India is Charting Its Unique Path

While a majority of AI companies are focused on solving real-world problems, a handful of them are developing homegrown foundational models.

Since investors are on the lookout for startups building AI and deeptech products and services, the Indian government has taken the responsibility of supporting those building AI infrastructure to fuel these AI companies.

Earlier this year, India unveiled a state-of-the-art infrastructure designed to support AI solutions tailored to the Indian context and languages.

The IndiaAI Compute Facility is building a scalable AI computing ecosystem to support India's growing AI startup and research community. This project facilitates over 18,000 GPUs, developed through public-private partnerships. Under the US$1.2 billion-IndiaAI Mission, qualified users will get access to AI compute power at up to 40% lower costs.

The Indian government's structured approach to developing the AI and deeptech ecosystem is being enhanced by global tech companies investing in the country. Microsoft announced a US$3 billion investment in India over two years to expand its Azure cloud and AI infrastructure.

This initiative includes establishing new data centres and aims to train 10 million Indians in AI skills by 2030, marking Microsoft's largest expansion in the country to date.

While tech giants are primarily building their own AI infrastructure, these investments will ultimately strengthen the entire ecosystem.

For context, the Indian data centre industry has pulled in over US$6.5 billion in investments during the past decade, coming from a mix of private equity firms, joint ventures, and acquisitions.

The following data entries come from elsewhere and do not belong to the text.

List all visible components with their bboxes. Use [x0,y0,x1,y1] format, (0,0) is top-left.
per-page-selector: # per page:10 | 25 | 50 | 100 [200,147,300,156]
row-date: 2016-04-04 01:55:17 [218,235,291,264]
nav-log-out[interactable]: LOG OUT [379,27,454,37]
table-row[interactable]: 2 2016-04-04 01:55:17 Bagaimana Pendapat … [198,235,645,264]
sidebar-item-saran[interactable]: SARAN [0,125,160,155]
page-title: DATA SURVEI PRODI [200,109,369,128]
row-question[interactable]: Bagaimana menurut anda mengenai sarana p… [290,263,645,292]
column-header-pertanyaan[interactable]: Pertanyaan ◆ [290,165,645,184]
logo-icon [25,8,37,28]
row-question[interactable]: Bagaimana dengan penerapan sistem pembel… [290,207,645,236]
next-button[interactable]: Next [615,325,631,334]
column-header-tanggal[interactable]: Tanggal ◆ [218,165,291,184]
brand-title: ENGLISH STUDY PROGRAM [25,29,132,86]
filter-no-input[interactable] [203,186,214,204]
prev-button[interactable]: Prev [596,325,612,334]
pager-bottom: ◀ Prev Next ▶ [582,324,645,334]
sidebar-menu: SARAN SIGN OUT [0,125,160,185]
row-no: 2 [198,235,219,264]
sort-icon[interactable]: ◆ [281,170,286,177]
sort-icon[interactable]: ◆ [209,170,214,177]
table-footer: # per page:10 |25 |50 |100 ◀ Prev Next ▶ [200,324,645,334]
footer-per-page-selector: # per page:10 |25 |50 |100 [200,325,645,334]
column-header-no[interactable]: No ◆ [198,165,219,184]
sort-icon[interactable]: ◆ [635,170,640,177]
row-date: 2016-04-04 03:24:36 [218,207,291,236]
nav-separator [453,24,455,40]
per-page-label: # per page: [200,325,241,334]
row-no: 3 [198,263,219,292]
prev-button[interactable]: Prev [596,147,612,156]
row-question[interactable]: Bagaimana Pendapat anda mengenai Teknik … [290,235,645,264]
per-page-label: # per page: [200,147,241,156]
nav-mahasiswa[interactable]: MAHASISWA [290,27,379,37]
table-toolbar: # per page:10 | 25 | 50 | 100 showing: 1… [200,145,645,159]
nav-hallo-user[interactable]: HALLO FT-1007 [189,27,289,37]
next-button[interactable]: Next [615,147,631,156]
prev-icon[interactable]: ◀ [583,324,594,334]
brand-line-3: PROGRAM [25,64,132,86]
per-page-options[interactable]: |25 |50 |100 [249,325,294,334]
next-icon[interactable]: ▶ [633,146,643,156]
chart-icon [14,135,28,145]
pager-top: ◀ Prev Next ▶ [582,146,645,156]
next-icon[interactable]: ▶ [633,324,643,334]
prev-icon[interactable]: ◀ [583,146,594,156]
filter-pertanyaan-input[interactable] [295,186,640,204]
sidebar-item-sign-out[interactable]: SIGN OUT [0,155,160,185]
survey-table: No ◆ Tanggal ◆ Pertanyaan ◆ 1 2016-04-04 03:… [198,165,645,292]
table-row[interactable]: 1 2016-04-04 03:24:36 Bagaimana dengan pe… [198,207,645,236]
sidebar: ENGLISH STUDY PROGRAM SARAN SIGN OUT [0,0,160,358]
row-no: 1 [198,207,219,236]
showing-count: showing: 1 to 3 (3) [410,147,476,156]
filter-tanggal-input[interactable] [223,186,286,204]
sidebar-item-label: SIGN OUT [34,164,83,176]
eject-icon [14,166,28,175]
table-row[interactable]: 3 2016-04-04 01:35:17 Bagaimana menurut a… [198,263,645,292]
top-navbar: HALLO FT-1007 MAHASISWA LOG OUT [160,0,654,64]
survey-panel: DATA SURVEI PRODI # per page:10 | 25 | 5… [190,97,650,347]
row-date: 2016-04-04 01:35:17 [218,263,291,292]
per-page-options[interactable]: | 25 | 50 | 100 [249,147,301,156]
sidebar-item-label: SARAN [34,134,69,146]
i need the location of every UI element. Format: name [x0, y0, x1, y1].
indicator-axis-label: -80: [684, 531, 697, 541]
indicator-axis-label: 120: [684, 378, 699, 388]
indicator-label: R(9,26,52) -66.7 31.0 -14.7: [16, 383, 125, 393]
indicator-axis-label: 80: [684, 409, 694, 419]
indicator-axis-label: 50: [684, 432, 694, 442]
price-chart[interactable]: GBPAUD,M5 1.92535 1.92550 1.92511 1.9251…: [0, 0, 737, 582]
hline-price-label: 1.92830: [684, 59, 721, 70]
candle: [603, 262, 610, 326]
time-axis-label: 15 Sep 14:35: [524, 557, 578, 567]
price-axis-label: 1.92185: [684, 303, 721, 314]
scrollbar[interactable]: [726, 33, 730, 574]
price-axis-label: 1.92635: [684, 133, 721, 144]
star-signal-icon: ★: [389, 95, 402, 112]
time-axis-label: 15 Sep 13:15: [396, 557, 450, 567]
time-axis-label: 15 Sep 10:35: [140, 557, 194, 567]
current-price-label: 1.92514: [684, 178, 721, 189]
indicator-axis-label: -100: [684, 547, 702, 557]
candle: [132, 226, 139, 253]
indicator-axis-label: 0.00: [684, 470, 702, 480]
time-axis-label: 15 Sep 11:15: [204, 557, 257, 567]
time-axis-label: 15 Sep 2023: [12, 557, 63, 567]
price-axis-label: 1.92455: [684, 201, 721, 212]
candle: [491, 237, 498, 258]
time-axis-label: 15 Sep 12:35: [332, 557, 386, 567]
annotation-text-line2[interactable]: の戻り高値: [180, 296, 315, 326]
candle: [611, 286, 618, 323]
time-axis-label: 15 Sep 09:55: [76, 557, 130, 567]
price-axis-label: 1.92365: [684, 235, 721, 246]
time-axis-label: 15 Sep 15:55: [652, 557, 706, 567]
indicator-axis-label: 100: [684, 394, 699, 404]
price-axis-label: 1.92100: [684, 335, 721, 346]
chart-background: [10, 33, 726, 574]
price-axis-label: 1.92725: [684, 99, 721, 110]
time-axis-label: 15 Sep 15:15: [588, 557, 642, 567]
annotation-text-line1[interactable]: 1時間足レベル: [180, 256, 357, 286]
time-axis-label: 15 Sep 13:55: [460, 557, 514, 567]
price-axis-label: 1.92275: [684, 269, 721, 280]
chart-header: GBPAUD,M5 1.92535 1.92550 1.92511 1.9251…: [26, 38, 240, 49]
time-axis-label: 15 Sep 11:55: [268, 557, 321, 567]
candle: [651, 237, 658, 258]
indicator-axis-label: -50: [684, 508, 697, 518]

With the AI wave sweeping everything under the sky, this is going to go up considerably. Currently, India’s US$10 billion data centre market is the second fastest growing market in Asia-Pacific, after Malaysia.

To sum this up in one line: India has all the tell-tale signs of a healthy AI ecosystem—from government programs and startup action to investment cash flowing in and international partnerships—which positions the country firmly on the path to becoming a global AI powerhouse.